November 11, 2008 - In a randomized, multicenter clinical trial, catheter ablation has been shown to significantly outperform anti-arrhythmic drug (AAD) therapy for the treatment of symptomatic paroxysmal atrial fibrillation.
In data presented today at the American Heart Association’s Annual Scientific Sessions, patients receiving cardiac ablation with the NaviStar ThermoCool Catheter, manufactured by Biosense Webster Inc., were significantly more likely to be free of recurring atrial fibrillation (AFib) at nine months after initiation of treatment. They also experienced fewer serious adverse events after 90 days than those receiving AAD therapy.
“This is the first time in an FDA-monitored, controlled clinical study that catheter ablation has been shown to outperform traditional medical therapy,” said David Wilber, M.D., primary investigator of the study and the George M. Eisenberg professor of cardiovascular sciences and director, division of cardiology, Loyola University Medical Center in Maywood, IL. “These data are extremely important to the electrophysiology community widely adopting alternative treatments to traditional medical therapy, which can often cause significant side effects for patients suffering from this debilitating condition.”
Dr. Wilber is also compensated for his services as a member of the company’s scientific advisory board and provides other consulting services.
Currently, there are no ablation catheters approved for marketing FDA for the treatment of AFib in the U.S., the company said. Biosense Webster submitted a pre-market approval (PMA) supplement for an AFib indication for its ThermoCool Catheter, based on this study data. The PMA supplement was granted priority review by FDA, which will convene the Circulatory System Devices Advisory Panel Nov. 20 in Gaithersburg, MD, to review the application.
This clinical trial was a randomized, unblinded and controlled evaluation of symptomatic, paroxysmal AFib patients who were refractory to at least one AAD and had at least three episodes of AFib in the six months prior to randomization. A total of 167 patients were enrolled from 19 sites throughout the world and the primary effectiveness endpoint (chronic success) was freedom from documented symptomatic AFib recurrence following procedural endpoint confirmation and absent new AAD use or repeat ablation outside of protocol-defined criteria.
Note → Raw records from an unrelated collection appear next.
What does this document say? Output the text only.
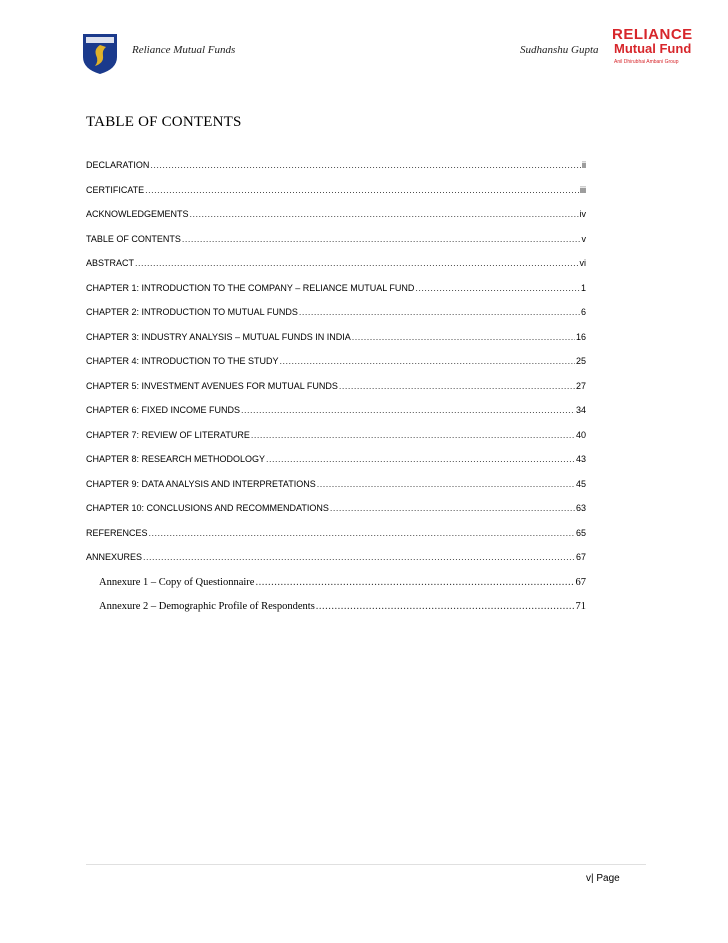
Reliance Mutual Funds	Sudhanshu Gupta
RELIANCE
Mutual Fund
Anil Dhirubhai Ambani Group
TABLE OF CONTENTS
DECLARATION .....	ii
CERTIFICATE .....	iii
ACKNOWLEDGEMENTS .....	iv
TABLE OF CONTENTS .....	v
ABSTRACT .....	vi
CHAPTER 1: INTRODUCTION TO THE COMPANY – RELIANCE MUTUAL FUND .....	1
CHAPTER 2: INTRODUCTION TO MUTUAL FUNDS .....	6
CHAPTER 3: INDUSTRY ANALYSIS – MUTUAL FUNDS IN INDIA .....	16
CHAPTER 4: INTRODUCTION TO THE STUDY .....	25
CHAPTER 5: INVESTMENT AVENUES FOR MUTUAL FUNDS .....	27
CHAPTER 6: FIXED INCOME FUNDS .....	34
CHAPTER 7: REVIEW OF LITERATURE .....	40
CHAPTER 8: RESEARCH METHODOLOGY .....	43
CHAPTER 9: DATA ANALYSIS AND INTERPRETATIONS .....	45
CHAPTER 10: CONCLUSIONS AND RECOMMENDATIONS .....	63
REFERENCES .....	65
ANNEXURES .....	67
Annexure 1 – Copy of Questionnaire .....	67
Annexure 2 – Demographic Profile of Respondents .....	71
v| Page
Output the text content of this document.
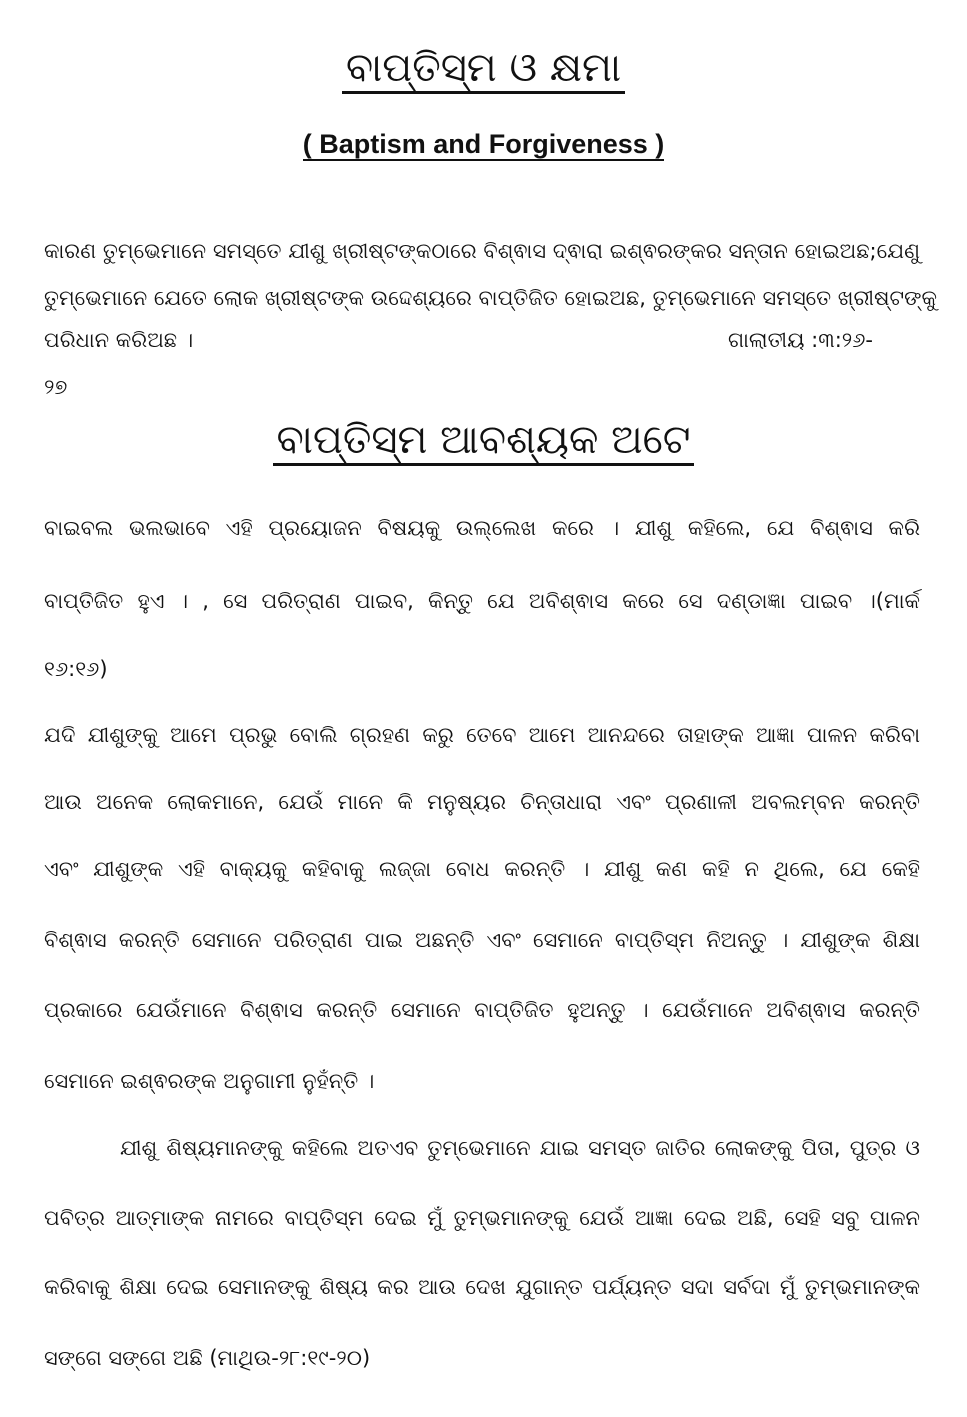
ବାପ୍ତିସ୍ମ ଓ କ୍ଷମା

( Baptism and Forgiveness )

କାରଣ ତୁମ୍ଭେମାନେ ସମସ୍ତେ ଯୀଶୁ ଖ୍ରୀଷ୍ଟଙ୍କଠାରେ ବିଶ୍ଵାସ ଦ୍ଵାରା ଇଶ୍ଵରଙ୍କର ସନ୍ତାନ ହୋଇଅଛ;ଯେଣୁ

ତୁମ୍ଭେମାନେ ଯେତେ ଲୋକ ଖ୍ରୀଷ୍ଟଙ୍କ ଉଦ୍ଦେଶ୍ୟରେ ବାପ୍ତିଜିତ ହୋଇଅଛ, ତୁମ୍ଭେମାନେ ସମସ୍ତେ ଖ୍ରୀଷ୍ଟଙ୍କୁ

ପରିଧାନ କରିଅଛ ।	ଗାଲାତୀୟ :୩:୨୬-

୨୭

ବାପ୍ତିସ୍ମ ଆବଶ୍ୟକ ଅଟେ

ବାଇବଲ ଭଲଭାବେ ଏହି ପ୍ରୟୋଜନ ବିଷୟକୁ ଉଲ୍ଲେଖ କରେ । ଯୀଶୁ କହିଲେ, ଯେ ବିଶ୍ଵାସ କରି

ବାପ୍ତିଜିତ ହୁଏ । , ସେ ପରିତ୍ରାଣ ପାଇବ, କିନ୍ତୁ ଯେ ଅବିଶ୍ଵାସ କରେ ସେ ଦଣ୍ଡାଜ୍ଞା ପାଇବ ।(ମାର୍କ

୧୬:୧୬)

ଯଦି ଯୀଶୁଙ୍କୁ ଆମେ ପ୍ରଭୁ ବୋଲି ଗ୍ରହଣ କରୁ ତେବେ ଆମେ ଆନନ୍ଦରେ ତାହାଙ୍କ ଆଜ୍ଞା ପାଳନ କରିବା

ଆଉ ଅନେକ ଲୋକମାନେ, ଯେଉଁ ମାନେ କି ମନୁଷ୍ୟର ଚିନ୍ତାଧାରା ଏବଂ ପ୍ରଣାଳୀ ଅବଲମ୍ବନ କରନ୍ତି

ଏବଂ ଯୀଶୁଙ୍କ ଏହି ବାକ୍ୟକୁ କହିବାକୁ ଲଜ୍ଜା ବୋଧ କରନ୍ତି । ଯୀଶୁ କଣ କହି ନ ଥିଲେ, ଯେ କେହି

ବିଶ୍ଵାସ କରନ୍ତି ସେମାନେ ପରିତ୍ରାଣ ପାଇ ଅଛନ୍ତି ଏବଂ ସେମାନେ ବାପ୍ତିସ୍ମ ନିଅନ୍ତୁ । ଯୀଶୁଙ୍କ ଶିକ୍ଷା

ପ୍ରକାରେ ଯେଉଁମାନେ ବିଶ୍ଵାସ କରନ୍ତି ସେମାନେ ବାପ୍ତିଜିତ ହୁଅନ୍ତୁ । ଯେଉଁମାନେ ଅବିଶ୍ଵାସ କରନ୍ତି

ସେମାନେ ଇଶ୍ଵରଙ୍କ ଅନୁଗାମୀ ନୁହଁନ୍ତି ।

ଯୀଶୁ ଶିଷ୍ୟମାନଙ୍କୁ କହିଲେ ଅତଏବ ତୁମ୍ଭେମାନେ ଯାଇ ସମସ୍ତ ଜାତିର ଲୋକଙ୍କୁ ପିତା, ପୁତ୍ର ଓ

ପବିତ୍ର ଆତ୍ମାଙ୍କ ନାମରେ ବାପ୍ତିସ୍ମ ଦେଇ ମୁଁ ତୁମ୍ଭମାନଙ୍କୁ ଯେଉଁ ଆଜ୍ଞା ଦେଇ ଅଛି, ସେହି ସବୁ ପାଳନ

କରିବାକୁ ଶିକ୍ଷା ଦେଇ ସେମାନଙ୍କୁ ଶିଷ୍ୟ କର ଆଉ ଦେଖ ଯୁଗାନ୍ତ ପର୍ଯ୍ୟନ୍ତ ସଦା ସର୍ବଦା ମୁଁ ତୁମ୍ଭମାନଙ୍କ

ସଙ୍ଗେ ସଙ୍ଗେ ଅଛି (ମାଥିଉ-୨୮:୧୯-୨୦)
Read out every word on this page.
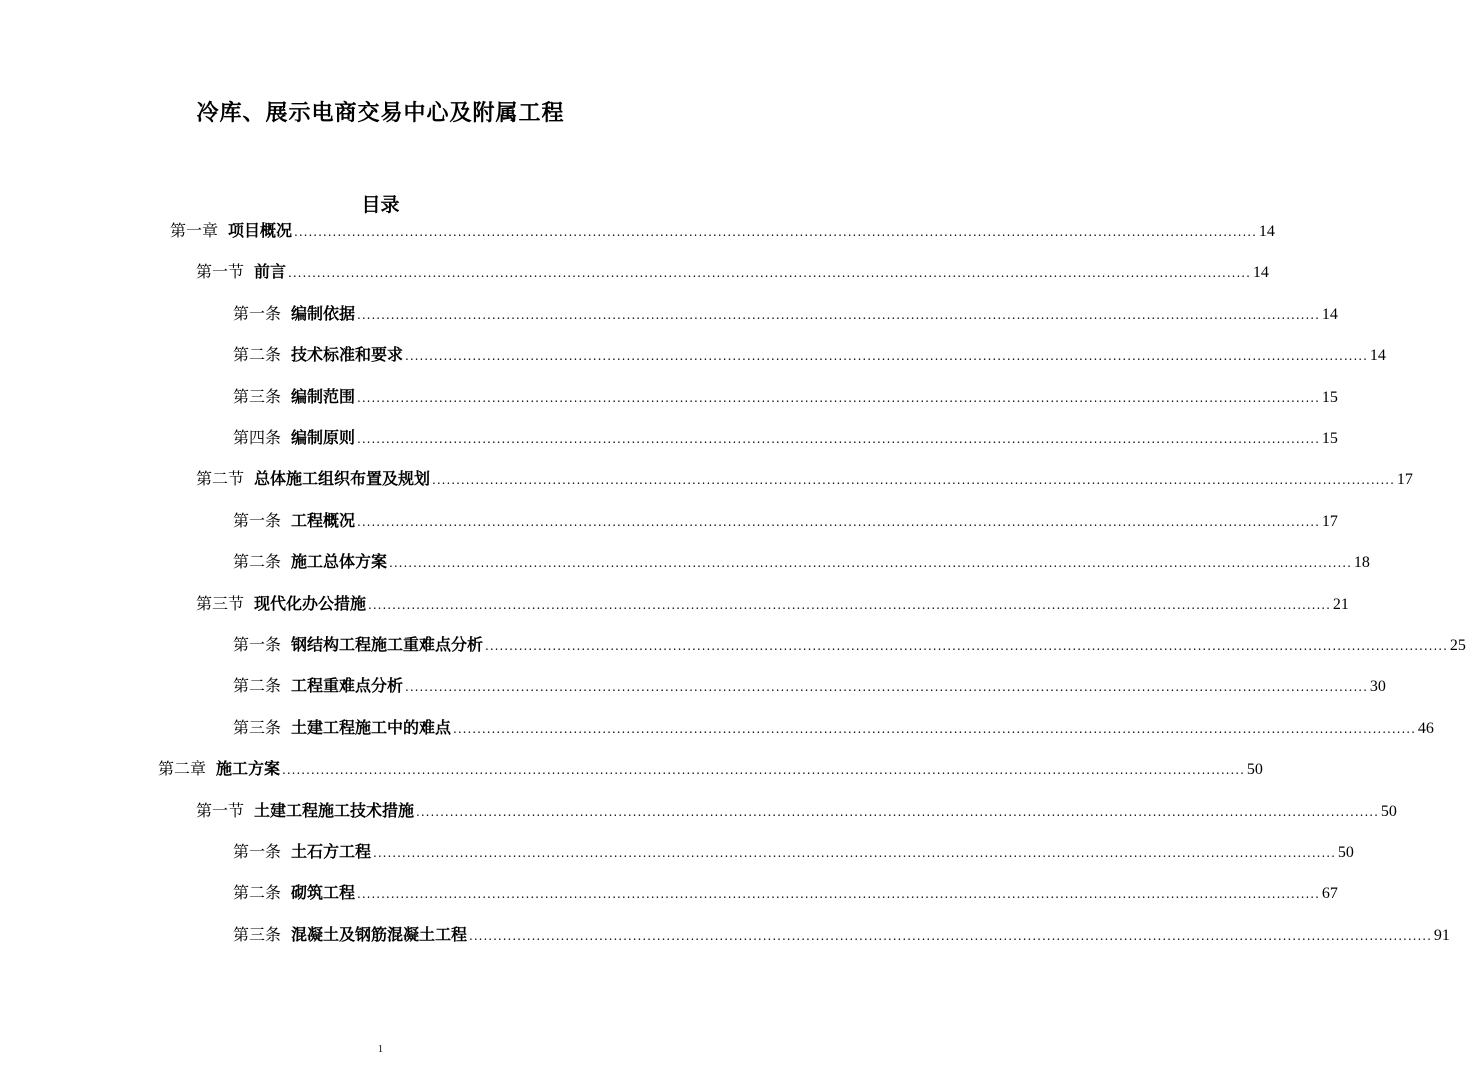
冷库、展示电商交易中心及附属工程
目录
第一章 项目概况 ........................................................................................................................................................................................................ 14
第一节 前言 ........................................................................................................................................................................................................ 14
第一条 编制依据 ........................................................................................................................................................................................................ 14
第二条 技术标准和要求 ........................................................................................................................................................................................................ 14
第三条 编制范围 ........................................................................................................................................................................................................ 15
第四条 编制原则 ........................................................................................................................................................................................................ 15
第二节 总体施工组织布置及规划 ........................................................................................................................................................................................................ 17
第一条 工程概况 ........................................................................................................................................................................................................ 17
第二条 施工总体方案 ........................................................................................................................................................................................................ 18
第三节 现代化办公措施 ........................................................................................................................................................................................................ 21
第一条 钢结构工程施工重难点分析 ........................................................................................................................................................................................................ 25
第二条 工程重难点分析 ........................................................................................................................................................................................................ 30
第三条 土建工程施工中的难点 ........................................................................................................................................................................................................ 46
第二章 施工方案 ........................................................................................................................................................................................................ 50
第一节 土建工程施工技术措施 ........................................................................................................................................................................................................ 50
第一条 土石方工程 ........................................................................................................................................................................................................ 50
第二条 砌筑工程 ........................................................................................................................................................................................................ 67
第三条 混凝土及钢筋混凝土工程 ........................................................................................................................................................................................................ 91
1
The probability of chronic success was 62.7 percent for patients receiving NaviStar ThermoCool Catheter ablation at the nine-month effectiveness evaluation period, which is significantly superior to the 17.2 percent probability for the group of patients treated with AAD. The ThermoCool Catheter ablation group also demonstrated a substantial reduction in symptomatic AFib recurrence compared with patients treated with AAD (75 vs. 21 percent).
Additionally, the ThermoCool Catheter ablation group demonstrated an excellent safety profile with no device-related serious adverse events such as death, heart attack, stroke, cerebrovascular accident, heart block or atrial perforation within seven days post ablation. The company said there was no clinically significant pulmonary vein stenosis in patients receiving ablation, and the incidence of serious adverse events in the ThermoCool group in the 90 days following initiation of therapy was observed to be approximately half that in the AAD group (35.1 vs. 18.4 percent).
The NaviStar ThermoCool Catheter is currently approved in the U.S. for the treatment of Type 1 atrial flutter, and recurrent drug/device refractory sustained monomorphic ventricular tachycardia due to prior myocardial infarction and two types of cardiac arrhythmia.